Aber damals, 1992 war an dieser Stelle noch der alte Hafen und die Atmosphäre war hier ganz und gar wie aus Werner Herzog’s Film ‘Fitzcarraldo’. Dampfboote legten hier an und Frachtschiffe wurden ausgeladen. Bananenstauden, Säcke voller Maniokwurzeln und Papayas wurden von hier aus zu den Märkten geschickt. Der Ort war voller summender Aktivität. Am späten Nachmittag ging ich in eine der aus Holz gebauten Kneipen im Freien, umgeben von mit Chamäleon besiedelten Bäumen und beobachtete fasziniert das emsige Treiben bei einem kalten Glas Bier.

Ich bin mir nicht sicher, ob das eine so gute Idee war mich als alleinreisende Frau in so eine Hafenkneipe zu begeben, aber ich hatte bestimmt meinen Schutzengel dabei, denn dort traf ich zum ersten Mal den ikonischen lauretanischen Künstler Pipi Vela, ein Kavalier alter Schule. Ich vergaß weder seinen Namen (den er mir mehrmals wiederholte) noch diese Episode.

Daher freute ich mich sehr ihn dieses Jahr im Juli wiederzutreffen. Ich hatte ihn nämlich auf Facebook wiedergefunden und mit ihm Kontakt aufgenommen. Obwohl ich ihn über 27 Jahre nicht gesehen hatte und ernsthaft zweifelte, dass er sich überhaupt an unser letztes Treffen erinnern konnte, war es dennoch so, als ob ich einen alten Freund wiedertraf. Wir verabredeten uns mit Pipi zum Mittagessen an der Uferpromenade und bei dieser Gelegenheit brachte er uns ein wunderbares Ständchen.

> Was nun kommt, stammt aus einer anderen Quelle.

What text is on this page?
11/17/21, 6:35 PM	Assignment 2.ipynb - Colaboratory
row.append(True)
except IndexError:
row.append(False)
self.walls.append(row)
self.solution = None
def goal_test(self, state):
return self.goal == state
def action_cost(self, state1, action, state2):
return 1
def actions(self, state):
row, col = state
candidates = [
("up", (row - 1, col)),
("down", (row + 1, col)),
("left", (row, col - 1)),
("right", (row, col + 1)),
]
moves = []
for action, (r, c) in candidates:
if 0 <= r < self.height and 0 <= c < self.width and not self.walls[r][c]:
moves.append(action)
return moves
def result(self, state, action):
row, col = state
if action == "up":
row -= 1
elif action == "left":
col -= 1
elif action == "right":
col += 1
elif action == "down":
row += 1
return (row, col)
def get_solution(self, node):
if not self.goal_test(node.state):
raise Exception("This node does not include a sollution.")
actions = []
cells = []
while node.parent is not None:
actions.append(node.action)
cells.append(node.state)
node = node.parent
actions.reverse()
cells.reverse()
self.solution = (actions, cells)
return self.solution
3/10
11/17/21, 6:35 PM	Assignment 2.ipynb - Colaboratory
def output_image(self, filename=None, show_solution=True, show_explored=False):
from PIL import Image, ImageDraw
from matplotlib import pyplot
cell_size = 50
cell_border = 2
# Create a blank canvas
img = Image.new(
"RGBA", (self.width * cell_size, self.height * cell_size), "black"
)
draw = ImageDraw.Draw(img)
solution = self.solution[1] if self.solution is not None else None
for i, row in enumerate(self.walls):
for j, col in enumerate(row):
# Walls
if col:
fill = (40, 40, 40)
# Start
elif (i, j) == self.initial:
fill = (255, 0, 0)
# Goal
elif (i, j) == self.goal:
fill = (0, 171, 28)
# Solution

An einem anderen Tag wurden wir von ihm in sein ‚trostloses Herrenhaus‘ am Stadtrand von Iquitos eingeladen, wie Pipi sein bescheidenes Heim gern nennt, und mit frischem Kokoswasser und aus aufgeweichten Urwaldpflanzen hergestellten hausgemachten Likören verwöhnt.

Wir hatten ja bereits eine Kopie seines interessanten Buches ‘Propheten stammen aus dem Amazonasgebiet’ erstanden, in dem er viele seiner Memoiren, Lebensphilosophie und Gedichte niedergeschrieben hatte. Nun zeigte er uns all seine Ölgemälde. Welch ein grossartiges Talent verbirgt sich in dieser liebenswürdigen und gutmütigen Zigeunerseele!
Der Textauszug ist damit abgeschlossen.